Elephants and Carrots and...Vassholes? Yeah, no thanks.

**WARNING: KIND OF EXPLICIT**

As if I needed one more reason to defend my decision to remain a card-carrying member of Childfree Women:

10 Unrecognizable Post-Childbirth Body Parts

You've got to be fucking kidding me.  Yes, I know this is meant to be a lighthearted, tongue-in-cheek look at the sacrifices women make to bring children into this world, but if shriveled boobs and a vaginal pachyderm weren't enough,  I now have to feel sad that I've missed out on having one giant, gaping hole between my legs out of which all my bodily waste exits?

No.

No.

No.

And in case my answer weren't clear...no.

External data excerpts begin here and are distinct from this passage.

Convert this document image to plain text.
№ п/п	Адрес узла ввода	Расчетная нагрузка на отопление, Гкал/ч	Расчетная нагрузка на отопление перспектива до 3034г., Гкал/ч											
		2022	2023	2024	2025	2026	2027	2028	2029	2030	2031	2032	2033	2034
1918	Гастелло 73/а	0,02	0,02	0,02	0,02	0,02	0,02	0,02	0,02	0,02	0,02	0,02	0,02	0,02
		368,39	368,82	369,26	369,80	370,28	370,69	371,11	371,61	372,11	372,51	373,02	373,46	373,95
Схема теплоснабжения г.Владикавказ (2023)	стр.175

It's not that I'm vain.  Not at all.  I'm fat.  Obese.  Technically classified as morbidly so, in fact.  I have a host of issues with my physical shape.  From years of yo-yo dieting I've stretched out my skin and it's a mess.  I've got cellulite and a gut and a FUPA and all that.  But my boobs are fighting the good fight, and my vagina and my asshole are two separate and distinct entities and both are fully intact.  And for that, after reading this article, I am more grateful than ever.

And the next guy who wants to tell me I'm "defective" for never having had kids can go find himself an elephantine vasshole to fuck.  I'm happy with my setup just the way it is.